We wanted to get this information out to the field. We anticipate it will have a big impact — as what we’ve really done is provide a hypothesis-generation set. It will allow people to think more deeply about the life cycle of HIV and how to impede it.”

Elledge and Abraham Brass, a post-doctoral fellow in his lab, collaborated with Judy Leiberman and other Harvard Medical School scientists on the study. The hope, Elledge said, is that their data will give scientists a more complete picture of just how complicit the host cell is in the viral life cycle. “We wanted to get this information out to the field,” Elledge said, noting that pharmaceutical companies are doing similar work privately. “We anticipate it will have a big impact — as what we’ve really done is provide a hypothesis-generation set. It will allow people to think more deeply about the life cycle of HIV and how to impede it.”

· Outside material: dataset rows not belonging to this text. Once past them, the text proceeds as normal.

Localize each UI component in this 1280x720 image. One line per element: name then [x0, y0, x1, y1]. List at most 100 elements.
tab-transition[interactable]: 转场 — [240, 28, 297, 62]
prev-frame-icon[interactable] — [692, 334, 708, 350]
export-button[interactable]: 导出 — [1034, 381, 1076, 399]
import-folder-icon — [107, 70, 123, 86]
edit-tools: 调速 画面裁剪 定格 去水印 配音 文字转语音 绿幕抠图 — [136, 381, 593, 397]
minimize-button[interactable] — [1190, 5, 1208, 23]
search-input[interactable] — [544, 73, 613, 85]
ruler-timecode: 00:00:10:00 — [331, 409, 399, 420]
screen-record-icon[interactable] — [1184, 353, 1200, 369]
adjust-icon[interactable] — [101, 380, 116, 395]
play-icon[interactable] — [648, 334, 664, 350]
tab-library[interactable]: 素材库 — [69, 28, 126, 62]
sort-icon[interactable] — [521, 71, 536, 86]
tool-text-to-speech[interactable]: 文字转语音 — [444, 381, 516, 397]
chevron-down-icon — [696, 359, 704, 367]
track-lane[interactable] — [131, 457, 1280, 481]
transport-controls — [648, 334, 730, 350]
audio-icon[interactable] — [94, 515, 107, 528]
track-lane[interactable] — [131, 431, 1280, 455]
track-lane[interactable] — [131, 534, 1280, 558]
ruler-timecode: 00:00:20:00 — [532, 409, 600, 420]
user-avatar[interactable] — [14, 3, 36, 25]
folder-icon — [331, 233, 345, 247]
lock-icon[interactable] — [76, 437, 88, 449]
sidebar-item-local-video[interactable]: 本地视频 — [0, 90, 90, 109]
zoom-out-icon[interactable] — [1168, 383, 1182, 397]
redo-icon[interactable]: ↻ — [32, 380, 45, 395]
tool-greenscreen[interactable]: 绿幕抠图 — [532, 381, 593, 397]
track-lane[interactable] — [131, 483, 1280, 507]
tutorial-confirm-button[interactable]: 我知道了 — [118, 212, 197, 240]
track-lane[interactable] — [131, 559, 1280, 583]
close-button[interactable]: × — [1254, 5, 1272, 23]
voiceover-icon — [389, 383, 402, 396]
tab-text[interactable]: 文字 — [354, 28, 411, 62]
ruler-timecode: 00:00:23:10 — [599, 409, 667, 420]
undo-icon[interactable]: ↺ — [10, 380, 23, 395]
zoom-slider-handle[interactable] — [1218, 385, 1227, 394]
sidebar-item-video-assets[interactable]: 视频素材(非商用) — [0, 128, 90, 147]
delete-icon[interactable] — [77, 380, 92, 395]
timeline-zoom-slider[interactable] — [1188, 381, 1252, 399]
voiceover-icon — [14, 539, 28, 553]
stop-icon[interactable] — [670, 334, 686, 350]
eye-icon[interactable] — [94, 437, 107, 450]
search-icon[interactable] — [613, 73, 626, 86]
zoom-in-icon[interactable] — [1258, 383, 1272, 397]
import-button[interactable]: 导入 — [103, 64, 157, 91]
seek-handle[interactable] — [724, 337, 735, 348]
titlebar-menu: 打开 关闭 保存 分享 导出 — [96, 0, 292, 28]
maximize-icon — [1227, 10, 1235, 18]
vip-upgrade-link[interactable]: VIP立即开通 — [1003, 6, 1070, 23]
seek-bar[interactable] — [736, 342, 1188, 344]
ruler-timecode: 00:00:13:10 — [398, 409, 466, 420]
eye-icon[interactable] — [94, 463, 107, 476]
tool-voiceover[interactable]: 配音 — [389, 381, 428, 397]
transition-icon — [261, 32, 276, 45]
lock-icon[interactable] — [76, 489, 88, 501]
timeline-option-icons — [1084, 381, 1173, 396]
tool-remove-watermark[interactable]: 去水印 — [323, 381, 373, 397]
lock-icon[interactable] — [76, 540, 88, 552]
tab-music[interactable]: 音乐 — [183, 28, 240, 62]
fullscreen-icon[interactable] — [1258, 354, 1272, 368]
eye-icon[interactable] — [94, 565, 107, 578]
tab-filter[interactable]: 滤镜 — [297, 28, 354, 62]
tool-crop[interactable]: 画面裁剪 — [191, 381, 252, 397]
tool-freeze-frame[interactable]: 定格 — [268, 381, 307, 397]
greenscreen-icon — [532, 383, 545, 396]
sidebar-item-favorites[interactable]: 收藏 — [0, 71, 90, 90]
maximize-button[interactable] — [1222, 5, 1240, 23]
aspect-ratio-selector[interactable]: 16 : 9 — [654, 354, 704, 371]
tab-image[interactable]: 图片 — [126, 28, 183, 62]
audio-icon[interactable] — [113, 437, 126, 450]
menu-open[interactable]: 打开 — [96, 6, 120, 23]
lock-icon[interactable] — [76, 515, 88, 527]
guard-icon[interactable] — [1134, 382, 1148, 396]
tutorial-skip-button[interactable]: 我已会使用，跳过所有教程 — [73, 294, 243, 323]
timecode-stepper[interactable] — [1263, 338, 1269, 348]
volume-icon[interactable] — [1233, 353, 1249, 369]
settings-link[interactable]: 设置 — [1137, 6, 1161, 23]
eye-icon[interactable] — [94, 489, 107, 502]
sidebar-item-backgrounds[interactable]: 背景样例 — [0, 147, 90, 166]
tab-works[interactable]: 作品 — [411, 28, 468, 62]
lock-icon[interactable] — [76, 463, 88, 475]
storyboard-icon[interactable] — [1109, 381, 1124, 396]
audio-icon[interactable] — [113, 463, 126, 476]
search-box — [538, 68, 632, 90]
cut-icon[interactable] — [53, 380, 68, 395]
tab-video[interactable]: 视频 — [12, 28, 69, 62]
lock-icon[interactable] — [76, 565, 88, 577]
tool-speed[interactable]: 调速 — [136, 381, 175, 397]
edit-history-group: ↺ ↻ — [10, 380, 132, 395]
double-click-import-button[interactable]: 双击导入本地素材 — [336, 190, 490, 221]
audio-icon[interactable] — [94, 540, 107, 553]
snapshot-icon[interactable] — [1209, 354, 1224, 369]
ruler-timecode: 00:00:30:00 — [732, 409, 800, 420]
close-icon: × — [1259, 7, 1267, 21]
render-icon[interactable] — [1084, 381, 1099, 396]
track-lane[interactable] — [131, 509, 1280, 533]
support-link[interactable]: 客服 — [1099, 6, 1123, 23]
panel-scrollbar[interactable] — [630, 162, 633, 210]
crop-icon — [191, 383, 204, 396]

What’s more, the approach utilized by Elledge’s group could be used to expose previously hidden vulnerabilities in other viruses, such as polio or hepatitis, which might even rely on some of the same proteins identified in the new [“HIV” retroviral-emphasis mine] screen.

Because the AIDS virus makes only a handful of its own proteins, it must co-opt host cell proteins for successful infection. A key advantage to using these host proteins as therapeutic targets, Elledge emphasized, is that they confer essential abilities that the AIDS virus has not managed to accomplish on its own. “If we could make drugs to host cell proteins, they are unlikely to be overcome by HIV. The virus would have to evolve a new ability, and that’s not very likely.”

To identify the essential proteins, Elledge’s group used a technique known as RNA interference to turn off genes in human cells. They began their experiments by shutting off genes four at a time, then narrowed their focus to individual genes. They then exposed these cells to the AIDS virus to see how HIV fared in the absence of each host cell protein.

“There are a lot of proteins in cells that HIV doesn’t care about,” Elledge noted. “But it cares about some of them a lot. We knocked out known proteins one at a time to see which were required.” What they found was that 273 host proteins aided the virus in its infection process.

According to Elledge, the host cell proteins commandeered by HIV help the virus accomplish an array of critical tasks. Some of the host proteins implicated by the HHMI team abet the virus by helping it gain access to the cell, integrate into the cell’s genome, replicate, and exit the cell to renew the viral life cycle by infecting more cells.

These proteins participate in a broad array of cellular functions and implicate new pathways in the viral life cycle,” according to Elledge. “Some of the proteins had been previously implicated in HIV biology, but had never been demonstrated to be required (by the virus).” Of the proteins identified by Elledge and his colleagues, 237 had never before been implicated as accomplices of HIV.

Many of the host proteins Elledge and his colleagues zeroed in on are more abundant in immune cells than other types of human cells. The data help explain why HIV is so insidious, taking over the very immune cells the body needs to thwart infection. “It suggests immune cells are good hosts because they have lots of the proteins HIV needs to function.”